О годах забывая — страница 23 из 64

После ночной смены Атахан шел вместе с рабочими, шумно разговаривая о своих делах. Остановился около дизеля, в его ритмичных вздохах силясь уловить дыхание глубин земли.

Как долго нефть тоскует в груди земли, как нетерпеливо веками ждет своего часа!

Атахан осмотрел огромные чаны с глинистым раствором и придирчиво остановился около насоса.

— Ну, сколько? — спросил он главного механика. Тот проверял метраж.

— Ночь прошла недаром! — повернулся к нему главный механик, ветошью отирая залысины потного лба. — 1254 метра. Я думал, мне эта нефть плешь проест. Нет! Дудки!

— Да, отлично! — согласился Атахан. — По расчетным данным, входим в твердый пласт. Все здорово!

Оба взглянули на стержень. Стержень с трудом вгонял долото в землю. «По расчетным данным, — думал Атахан, — входим в твердый пласт. Знаем об этом, разумеется. А как с самим собой? Куда, в какой пласт входит моя жизнь? К чему приду? Найду ли ответ?»

— Замечательный день начинается! — сиял главный механик.

— Товарищ Байрамов! Товарищ Байрамов! — услышали они крик и обернулись. С гребня бархана, рупором сложив руки, рабочий кричал:

— Скорей сюда, товарищ Байрамов!

Что-то неожиданно смятенное, сострадающее, пронзительно горестное прорвалось в этом крике.

Атахан бросился на зов. Сапоги вязли в песке, а сердце рвалось за перевал. Что там? Что? Предчувствие беды подгоняло. Спотыкнулся. Выпрямился. Прибавил шаг.

Главный механик подбежал к танкетке, прыгнул в нее, включил мотор, и гусеницы начали двигаться все быстрей и быстрей. Танкетка поравнялась с Атаханом, подхватила его, и они помчались к баракам… Вскарабкались на перевал. С гребня перевала Атахан и главный механик увидели четырех чернобородых кочевников — иомудов. Они печально размеренно покачивали головами в широких тельпеках. Пятый кочевник в стороне придерживал за веревки верблюдов.

Подбегали жители поселка, плотно обступали кочевников, что-то обсуждая. Все собравшиеся были взбудоражены, и никто не обратил внимания на то, что из двух опрокинутых в спешке кумганов вытекал драгоценный зеленый чай.
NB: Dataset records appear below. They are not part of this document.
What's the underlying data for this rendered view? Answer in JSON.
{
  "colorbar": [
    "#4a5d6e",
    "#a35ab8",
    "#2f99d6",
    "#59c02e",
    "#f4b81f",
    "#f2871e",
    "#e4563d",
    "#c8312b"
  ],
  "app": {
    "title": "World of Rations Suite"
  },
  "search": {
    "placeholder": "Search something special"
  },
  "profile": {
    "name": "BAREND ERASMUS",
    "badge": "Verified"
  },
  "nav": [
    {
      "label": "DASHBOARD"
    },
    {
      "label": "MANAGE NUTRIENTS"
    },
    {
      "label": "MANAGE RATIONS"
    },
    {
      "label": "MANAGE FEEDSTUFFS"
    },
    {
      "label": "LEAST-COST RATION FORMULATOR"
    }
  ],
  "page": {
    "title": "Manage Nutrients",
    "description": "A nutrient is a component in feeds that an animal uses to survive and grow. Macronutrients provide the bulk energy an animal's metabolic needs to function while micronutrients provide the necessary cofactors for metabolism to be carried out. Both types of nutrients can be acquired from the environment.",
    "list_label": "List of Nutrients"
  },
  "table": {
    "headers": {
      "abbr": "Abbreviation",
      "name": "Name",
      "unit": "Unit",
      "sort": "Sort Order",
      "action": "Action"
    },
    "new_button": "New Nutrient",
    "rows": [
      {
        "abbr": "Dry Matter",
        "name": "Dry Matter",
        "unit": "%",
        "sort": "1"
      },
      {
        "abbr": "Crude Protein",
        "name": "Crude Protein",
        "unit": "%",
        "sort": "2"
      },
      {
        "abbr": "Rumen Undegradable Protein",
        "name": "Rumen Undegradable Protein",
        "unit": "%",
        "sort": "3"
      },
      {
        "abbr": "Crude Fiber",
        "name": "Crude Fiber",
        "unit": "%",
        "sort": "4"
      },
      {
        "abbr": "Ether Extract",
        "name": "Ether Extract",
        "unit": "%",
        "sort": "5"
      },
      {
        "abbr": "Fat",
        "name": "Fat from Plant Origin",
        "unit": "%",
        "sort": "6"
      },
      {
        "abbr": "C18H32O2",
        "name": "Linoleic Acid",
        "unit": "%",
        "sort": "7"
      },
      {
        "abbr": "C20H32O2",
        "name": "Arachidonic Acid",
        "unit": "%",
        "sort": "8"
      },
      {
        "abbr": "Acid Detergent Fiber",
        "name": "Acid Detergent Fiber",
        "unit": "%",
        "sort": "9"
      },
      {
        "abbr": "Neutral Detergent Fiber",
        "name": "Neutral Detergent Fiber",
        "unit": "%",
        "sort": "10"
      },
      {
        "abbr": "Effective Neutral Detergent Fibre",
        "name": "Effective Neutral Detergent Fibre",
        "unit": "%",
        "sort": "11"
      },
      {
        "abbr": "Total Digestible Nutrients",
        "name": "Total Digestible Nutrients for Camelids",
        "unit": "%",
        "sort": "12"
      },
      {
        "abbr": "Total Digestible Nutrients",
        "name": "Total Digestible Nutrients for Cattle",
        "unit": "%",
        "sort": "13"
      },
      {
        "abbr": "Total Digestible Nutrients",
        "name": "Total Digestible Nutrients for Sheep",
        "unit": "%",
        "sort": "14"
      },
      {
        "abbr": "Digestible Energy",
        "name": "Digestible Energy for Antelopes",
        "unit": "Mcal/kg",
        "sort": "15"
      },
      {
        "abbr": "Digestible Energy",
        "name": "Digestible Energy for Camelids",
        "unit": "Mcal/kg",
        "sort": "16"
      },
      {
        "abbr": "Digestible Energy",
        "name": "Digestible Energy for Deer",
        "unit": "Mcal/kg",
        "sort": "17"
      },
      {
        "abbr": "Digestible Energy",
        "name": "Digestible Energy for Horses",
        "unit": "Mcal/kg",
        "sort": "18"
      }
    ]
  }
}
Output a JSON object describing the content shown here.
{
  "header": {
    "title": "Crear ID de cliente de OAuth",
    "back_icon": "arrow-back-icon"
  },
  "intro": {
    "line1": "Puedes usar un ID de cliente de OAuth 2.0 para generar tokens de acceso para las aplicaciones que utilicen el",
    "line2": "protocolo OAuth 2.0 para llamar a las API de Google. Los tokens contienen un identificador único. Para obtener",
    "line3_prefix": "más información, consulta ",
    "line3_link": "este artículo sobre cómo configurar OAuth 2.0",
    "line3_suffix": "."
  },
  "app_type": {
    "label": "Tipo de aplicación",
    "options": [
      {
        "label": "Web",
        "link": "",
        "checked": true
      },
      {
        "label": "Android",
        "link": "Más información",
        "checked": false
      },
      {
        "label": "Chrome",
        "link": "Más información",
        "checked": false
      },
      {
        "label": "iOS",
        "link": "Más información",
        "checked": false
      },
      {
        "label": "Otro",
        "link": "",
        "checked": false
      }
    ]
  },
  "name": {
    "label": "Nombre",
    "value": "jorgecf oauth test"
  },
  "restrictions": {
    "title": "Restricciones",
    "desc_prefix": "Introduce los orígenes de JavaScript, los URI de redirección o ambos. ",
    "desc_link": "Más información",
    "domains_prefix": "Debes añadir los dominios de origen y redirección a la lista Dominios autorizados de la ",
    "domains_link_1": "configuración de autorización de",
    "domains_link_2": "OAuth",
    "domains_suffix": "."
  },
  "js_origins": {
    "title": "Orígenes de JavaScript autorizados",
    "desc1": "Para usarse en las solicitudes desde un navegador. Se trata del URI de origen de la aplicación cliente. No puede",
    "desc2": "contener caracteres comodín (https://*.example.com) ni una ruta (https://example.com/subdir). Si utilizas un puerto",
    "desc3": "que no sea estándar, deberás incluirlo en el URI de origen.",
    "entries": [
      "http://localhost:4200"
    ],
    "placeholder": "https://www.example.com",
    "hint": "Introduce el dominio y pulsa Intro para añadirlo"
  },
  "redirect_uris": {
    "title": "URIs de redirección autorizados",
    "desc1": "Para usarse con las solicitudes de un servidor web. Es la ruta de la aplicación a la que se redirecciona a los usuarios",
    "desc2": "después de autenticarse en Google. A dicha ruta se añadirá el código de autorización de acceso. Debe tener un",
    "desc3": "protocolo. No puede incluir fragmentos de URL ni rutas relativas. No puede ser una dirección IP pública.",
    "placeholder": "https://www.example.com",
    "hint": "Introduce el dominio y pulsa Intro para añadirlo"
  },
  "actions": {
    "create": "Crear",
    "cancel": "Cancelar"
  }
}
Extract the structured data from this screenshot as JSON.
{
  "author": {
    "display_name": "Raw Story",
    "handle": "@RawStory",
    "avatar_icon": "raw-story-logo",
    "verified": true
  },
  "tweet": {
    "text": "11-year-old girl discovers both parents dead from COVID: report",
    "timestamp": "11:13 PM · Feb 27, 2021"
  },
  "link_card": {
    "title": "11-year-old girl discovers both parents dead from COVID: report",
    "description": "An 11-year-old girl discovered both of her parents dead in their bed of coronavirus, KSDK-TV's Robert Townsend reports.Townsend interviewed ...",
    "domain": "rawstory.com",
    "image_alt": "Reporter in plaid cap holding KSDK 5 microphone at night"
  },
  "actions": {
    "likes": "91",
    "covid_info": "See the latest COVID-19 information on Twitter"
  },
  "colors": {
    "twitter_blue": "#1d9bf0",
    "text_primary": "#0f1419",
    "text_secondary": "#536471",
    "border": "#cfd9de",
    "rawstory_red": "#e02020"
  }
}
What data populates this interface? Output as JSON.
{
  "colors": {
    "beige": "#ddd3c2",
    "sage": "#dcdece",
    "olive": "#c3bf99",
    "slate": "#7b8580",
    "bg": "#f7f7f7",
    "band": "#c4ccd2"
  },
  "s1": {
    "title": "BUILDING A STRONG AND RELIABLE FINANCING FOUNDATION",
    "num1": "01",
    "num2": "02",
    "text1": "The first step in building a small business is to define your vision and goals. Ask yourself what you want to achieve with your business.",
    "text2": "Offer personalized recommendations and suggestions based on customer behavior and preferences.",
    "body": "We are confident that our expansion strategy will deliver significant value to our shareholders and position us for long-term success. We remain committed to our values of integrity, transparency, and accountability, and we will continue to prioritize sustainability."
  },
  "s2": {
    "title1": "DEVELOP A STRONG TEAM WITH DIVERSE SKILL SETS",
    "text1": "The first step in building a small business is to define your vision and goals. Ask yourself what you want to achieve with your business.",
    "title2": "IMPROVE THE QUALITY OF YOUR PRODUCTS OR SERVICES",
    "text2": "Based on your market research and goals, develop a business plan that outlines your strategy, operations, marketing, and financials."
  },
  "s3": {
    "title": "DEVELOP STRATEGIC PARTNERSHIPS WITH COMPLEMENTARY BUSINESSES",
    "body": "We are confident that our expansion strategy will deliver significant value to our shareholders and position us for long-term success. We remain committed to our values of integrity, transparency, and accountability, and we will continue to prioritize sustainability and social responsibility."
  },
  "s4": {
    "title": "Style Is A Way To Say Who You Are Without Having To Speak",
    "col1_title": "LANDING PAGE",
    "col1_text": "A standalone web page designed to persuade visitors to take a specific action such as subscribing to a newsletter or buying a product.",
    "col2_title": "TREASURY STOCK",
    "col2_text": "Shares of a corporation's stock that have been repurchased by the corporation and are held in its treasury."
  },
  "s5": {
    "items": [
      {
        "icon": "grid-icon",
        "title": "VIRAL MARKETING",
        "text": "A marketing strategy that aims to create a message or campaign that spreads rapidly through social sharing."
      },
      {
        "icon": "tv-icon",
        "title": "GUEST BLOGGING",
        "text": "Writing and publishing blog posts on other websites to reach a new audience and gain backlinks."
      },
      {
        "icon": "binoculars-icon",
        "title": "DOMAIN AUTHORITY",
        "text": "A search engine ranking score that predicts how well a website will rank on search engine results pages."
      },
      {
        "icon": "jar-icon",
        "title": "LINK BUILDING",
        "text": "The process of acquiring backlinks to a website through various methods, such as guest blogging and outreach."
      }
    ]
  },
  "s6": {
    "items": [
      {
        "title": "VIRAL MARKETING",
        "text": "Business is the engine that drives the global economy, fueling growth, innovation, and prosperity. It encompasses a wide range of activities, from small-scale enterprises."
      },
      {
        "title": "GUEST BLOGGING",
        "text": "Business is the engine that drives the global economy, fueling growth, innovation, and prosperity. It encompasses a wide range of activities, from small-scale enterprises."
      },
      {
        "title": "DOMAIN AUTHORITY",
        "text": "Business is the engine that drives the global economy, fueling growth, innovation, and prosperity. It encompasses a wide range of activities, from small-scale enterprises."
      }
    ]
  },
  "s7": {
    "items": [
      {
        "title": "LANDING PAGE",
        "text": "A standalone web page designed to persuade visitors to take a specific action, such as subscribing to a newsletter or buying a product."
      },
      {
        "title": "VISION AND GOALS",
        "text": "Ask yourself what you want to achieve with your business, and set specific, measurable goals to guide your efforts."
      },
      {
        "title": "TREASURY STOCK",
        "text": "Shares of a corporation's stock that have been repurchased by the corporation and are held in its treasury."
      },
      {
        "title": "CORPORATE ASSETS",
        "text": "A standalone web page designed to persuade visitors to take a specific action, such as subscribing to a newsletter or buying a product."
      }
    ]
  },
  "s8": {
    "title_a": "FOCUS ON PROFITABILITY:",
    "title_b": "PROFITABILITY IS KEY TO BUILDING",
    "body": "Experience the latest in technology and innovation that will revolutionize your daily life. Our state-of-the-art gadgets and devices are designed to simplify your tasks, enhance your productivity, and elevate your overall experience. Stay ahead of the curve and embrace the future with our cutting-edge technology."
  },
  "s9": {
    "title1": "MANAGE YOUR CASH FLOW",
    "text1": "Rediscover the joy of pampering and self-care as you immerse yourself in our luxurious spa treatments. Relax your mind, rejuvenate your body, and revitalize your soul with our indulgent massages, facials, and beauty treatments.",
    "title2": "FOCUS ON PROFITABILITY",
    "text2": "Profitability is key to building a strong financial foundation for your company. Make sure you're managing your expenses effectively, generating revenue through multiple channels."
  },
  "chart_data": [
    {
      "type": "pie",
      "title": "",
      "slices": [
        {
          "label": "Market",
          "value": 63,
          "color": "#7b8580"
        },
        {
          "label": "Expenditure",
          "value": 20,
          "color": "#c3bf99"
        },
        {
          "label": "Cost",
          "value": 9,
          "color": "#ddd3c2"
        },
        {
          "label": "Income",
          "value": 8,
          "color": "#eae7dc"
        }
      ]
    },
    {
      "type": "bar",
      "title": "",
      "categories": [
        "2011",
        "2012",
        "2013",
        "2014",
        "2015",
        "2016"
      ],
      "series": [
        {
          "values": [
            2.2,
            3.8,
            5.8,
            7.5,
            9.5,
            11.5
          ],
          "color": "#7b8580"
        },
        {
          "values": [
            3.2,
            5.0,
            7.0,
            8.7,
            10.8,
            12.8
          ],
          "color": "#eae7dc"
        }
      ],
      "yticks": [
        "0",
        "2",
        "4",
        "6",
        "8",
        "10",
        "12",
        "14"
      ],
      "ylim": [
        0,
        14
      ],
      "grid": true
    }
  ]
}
Приближалась танкетка. Все, увидев на ней Атахана, разом смолкли. Собака, жалобно заскулив, усилила внезапную тишину.

Застонал песок, сминаемый гусеницами танкетки.

Танкетка набрала скорость. Атахана бросило в жар. Не выдержал неизвестности, соскочил на полном ходу, побежал к толпе. Пытался что-то крикнуть, но только судорожно, беззвучно шевелил губами.

Толпа расступилась.

Увидев край разостланного у барака ватника, Атахан онемел, врос в землю, не мог оторвать расширенных глаз от прикрытого лохмотьями человека. Стало знобяще холодно, губы заледенели.

Атахан слышал, как дышат вокруг люди, потом перестал различать и это: видел бездыханное тельце, кожа обтянула ребра, колюче выступали ключицы. До синевы сожженная солнцем кожа смертной маской обтянула лицо ребенка.

И вдруг открылись его глаза — беспомощные, безжизненные, отрешенные. Они и открылись потому, что на них смотрел Атахан. Детская опаленная ручонка, как тростинка, приподнялась и, словно сломавшись, упала, а пепельные губы прошептали:

— Папа!

— Павлик! — вскрикнул Атахан и кинулся к нему, поднял и прижал к себе. — Сынок!

XIX

После ночных полетов Игорь принял душ, фыркая, подставлял хлестким струям широкие, прямые плечи. И сейчас еще он переживал горделивую сладость победы, испытанную ночью, когда посадил машину вплотную к посадочному Т. Командир полка, руководивший полетами, считал истинным асом одного Александра Покрышкина, а себя, сбив двенадцать вражеских истребителей, — дилетантом. Так командир и бровью не повел.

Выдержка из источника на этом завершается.